Александр Модестович был не в силах оторвать от неё глаз; знал, что глупо это и, пожалуй, нескромно в упор разглядывать девицу, — так разглядывать, что девица то краснеет да ладонями остужает щёки, то бледнеет чуть не до обморока и не находит себе места, — однако поделать с собой ничего не мог, глядел и глядел. Спохватился:
— Голоден, конечно. Но я могу и подождать, невелика птица.
Ольга покачала головой.
— Если вы птица невеликая, то кто же птица? — вскинула и быстро отвела удивлённые глаза. — Вам всегда будем рады, Александр Модестович.
— Вы и по имени меня знаете, Ольга...
— Как не знать! Про вас все говорят: сердобольный барин — немощных лечит, деток сладостями угощает, жалеет. Вы, может, сами не знаете, как далеко о вас говорят, — тут у неё снова полыхнули щёки, выдали встревоженное сердце. — А что до имени, так ведь и вы меня по имени знаете.
— Знаю. Как на дороге встретились тогда, зимой, с тех пор и знаю. Черевичник сказал. А ещё от других много слышал. Говорят, Ольга — русалка... Говорят, от женихов ей отбою нет, потому девки ходят злые, понурые. А когда Ольга в церковь идёт, молодцы туда со всей округи валом валят. Опять, выходит, злы девки и молодицы. Русалочьи чары им покоя не дают. Знаю, дети любят вас, Ольга Аверьяновна, и старики — они добрую душу всегда чувствуют; хозяйки любят — говорят, рукодельница.
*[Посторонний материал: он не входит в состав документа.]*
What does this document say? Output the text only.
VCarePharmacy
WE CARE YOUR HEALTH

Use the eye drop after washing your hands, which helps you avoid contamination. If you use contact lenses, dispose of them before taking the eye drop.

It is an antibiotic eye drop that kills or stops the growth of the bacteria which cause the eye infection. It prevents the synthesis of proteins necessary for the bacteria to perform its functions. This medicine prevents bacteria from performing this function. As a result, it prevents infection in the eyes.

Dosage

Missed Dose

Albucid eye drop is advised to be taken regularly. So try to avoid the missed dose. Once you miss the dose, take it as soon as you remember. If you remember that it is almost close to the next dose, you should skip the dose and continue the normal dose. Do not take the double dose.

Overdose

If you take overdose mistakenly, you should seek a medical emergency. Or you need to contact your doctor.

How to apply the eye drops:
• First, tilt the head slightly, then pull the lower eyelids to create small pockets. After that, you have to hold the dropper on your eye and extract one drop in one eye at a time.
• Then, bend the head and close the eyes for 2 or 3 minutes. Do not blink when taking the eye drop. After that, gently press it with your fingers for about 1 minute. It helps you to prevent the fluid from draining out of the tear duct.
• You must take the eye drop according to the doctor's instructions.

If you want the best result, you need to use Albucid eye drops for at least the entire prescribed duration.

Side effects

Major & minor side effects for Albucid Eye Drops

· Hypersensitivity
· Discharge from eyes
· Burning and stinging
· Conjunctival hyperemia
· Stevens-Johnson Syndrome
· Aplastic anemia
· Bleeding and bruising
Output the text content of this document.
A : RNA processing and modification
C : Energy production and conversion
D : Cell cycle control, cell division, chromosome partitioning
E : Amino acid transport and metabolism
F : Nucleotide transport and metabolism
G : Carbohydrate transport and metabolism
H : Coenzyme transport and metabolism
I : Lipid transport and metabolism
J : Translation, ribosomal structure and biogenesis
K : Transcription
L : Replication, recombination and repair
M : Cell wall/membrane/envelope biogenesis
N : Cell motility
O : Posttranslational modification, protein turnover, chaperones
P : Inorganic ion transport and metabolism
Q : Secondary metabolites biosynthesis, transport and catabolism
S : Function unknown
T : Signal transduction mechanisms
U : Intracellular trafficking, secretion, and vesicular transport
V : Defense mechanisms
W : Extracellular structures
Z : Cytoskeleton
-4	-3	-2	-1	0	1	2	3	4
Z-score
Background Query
Вот как много знаю!..
— Стеснительны мне ваши слова, барин, хоть и доброе говорите. На душе делается смутно. И величаете будто господскую дочку, не привыкли мы... — не зная, куда девать беспокойные руки, Ольга то сцепляла их пальцами, то теребила поясок старого, надетого для уборки платья. — Всех-то чар у меня — что по дому помочь да во храме поставить свечу, помянуть матушку... А женихи... Женихов может быть много, суженый — один.
— А суженый кто? — на сей раз вспыхнул сам Александр Модестович.
— Не знаю. Гадали в Крещение — не разглядела. Цыганка было выманила алтын, имя шепнула, а я не расслышала. Жду теперь, сердце подскажет...
Замолчали. Встретились глазами, смешались.
Чтобы не молчать, поговорили о том о сём: постояльцы-де съехали, а Аверьян Минич на другой берег попался к кому-то муку молоть.